John Bridgman of AMD confirmed it's their plan like 5+ years ago. The only reason they ever maintained proprietary stack on Linux is workstation users who need certified OpenGL implementation for various proprietary software.

By now the only proprietary parts of "pro" stack are OpenGL implementation and shader compiler for Vulkan / OpenCL. Everything else in "pro" package is open source already. There is still legacy OpenCL implementation, but I guess ROCm will be used for everything soon.


I whish they would go the same way that AMD did, but I doubt we will see it any time soon. The thing is, AMD/ATI lost the software war against NVidia for quite a while now. AMD didn't have much to lose by open-sourcing their driver. And the AMD proprietary driver on Linux where always a mess, whereas NVidia at least "work" (even though they just refuse to play well with the linux env...).

Now, with NVidia diving more and more into the ML / GPGPU market (which is less windows-focused), they might have more pressure to actually open-source their driver (or at least, finally make them actually integrated properly with Linux), at least for their server focused hardware. But I wouldn't bet on it any time soon.

Let's be honest, they have a dominant position on the market. And their driver, as awful as they are, work.

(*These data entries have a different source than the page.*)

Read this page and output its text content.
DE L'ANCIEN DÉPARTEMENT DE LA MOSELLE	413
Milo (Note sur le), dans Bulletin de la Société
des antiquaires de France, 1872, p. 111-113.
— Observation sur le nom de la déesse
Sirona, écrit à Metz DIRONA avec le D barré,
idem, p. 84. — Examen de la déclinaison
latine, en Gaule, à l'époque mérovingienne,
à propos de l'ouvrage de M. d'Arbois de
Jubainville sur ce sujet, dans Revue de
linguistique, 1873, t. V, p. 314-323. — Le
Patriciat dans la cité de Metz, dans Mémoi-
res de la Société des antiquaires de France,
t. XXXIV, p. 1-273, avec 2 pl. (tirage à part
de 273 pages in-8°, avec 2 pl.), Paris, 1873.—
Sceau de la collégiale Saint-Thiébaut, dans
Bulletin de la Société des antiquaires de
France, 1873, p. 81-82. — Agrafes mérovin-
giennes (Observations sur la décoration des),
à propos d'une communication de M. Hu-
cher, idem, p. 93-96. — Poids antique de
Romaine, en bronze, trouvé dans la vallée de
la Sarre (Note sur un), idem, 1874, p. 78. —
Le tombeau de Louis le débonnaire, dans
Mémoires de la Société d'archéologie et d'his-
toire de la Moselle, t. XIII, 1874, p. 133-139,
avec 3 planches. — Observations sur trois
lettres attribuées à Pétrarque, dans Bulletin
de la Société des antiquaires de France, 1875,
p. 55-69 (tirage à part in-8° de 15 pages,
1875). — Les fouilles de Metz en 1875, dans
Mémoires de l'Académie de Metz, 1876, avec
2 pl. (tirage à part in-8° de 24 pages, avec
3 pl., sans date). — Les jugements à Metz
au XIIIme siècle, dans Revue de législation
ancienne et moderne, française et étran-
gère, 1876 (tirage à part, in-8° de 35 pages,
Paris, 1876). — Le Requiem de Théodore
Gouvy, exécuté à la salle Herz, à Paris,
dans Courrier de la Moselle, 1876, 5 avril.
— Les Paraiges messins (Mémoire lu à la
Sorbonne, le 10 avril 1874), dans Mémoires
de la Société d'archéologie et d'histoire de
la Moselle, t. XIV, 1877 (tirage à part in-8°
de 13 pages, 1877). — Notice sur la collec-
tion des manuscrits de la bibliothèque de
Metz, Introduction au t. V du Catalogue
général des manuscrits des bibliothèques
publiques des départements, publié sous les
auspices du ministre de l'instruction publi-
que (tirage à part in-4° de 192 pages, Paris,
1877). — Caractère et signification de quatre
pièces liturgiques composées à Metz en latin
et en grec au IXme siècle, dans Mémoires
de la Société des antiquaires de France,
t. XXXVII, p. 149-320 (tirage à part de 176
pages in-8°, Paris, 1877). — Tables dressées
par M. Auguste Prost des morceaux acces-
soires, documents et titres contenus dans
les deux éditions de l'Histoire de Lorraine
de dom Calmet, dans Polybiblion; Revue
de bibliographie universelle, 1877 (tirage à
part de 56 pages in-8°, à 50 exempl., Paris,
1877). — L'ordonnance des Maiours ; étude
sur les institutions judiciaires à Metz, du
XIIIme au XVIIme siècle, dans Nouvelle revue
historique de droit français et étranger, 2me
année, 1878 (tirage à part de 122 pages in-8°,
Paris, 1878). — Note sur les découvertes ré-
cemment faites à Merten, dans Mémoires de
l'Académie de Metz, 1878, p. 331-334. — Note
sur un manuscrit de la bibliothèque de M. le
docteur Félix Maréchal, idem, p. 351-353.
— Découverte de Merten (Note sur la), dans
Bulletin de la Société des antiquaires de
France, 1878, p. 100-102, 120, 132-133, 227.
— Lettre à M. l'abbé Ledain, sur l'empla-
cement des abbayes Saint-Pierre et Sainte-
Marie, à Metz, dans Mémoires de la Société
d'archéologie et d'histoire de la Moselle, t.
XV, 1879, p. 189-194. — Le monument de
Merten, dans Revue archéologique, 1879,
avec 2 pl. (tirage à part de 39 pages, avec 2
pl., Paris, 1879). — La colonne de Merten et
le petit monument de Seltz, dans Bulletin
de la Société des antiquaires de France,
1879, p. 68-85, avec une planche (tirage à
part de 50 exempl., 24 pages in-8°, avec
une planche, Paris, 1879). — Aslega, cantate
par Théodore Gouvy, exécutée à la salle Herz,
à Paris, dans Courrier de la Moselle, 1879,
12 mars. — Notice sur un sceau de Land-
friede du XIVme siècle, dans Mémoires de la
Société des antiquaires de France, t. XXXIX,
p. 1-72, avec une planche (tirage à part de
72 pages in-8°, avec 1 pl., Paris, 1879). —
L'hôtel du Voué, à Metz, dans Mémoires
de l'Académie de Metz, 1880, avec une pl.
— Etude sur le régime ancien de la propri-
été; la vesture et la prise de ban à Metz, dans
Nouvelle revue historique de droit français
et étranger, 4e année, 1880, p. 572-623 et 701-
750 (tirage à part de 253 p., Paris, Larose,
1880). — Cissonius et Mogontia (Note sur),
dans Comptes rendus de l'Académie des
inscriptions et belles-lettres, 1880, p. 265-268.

I think a lot of things would have to change for them to have the incentive to open-source them. My only hope at this point is that, with the growing GPGPU market, they might finally start to see Linux not as a second-class citizen.


The last time that I checked AMDGPU experience is far superior that NVIDIA proprietary drivers.


Since they started to seriously open-source their driver and work with the Linux maintainer, definitely.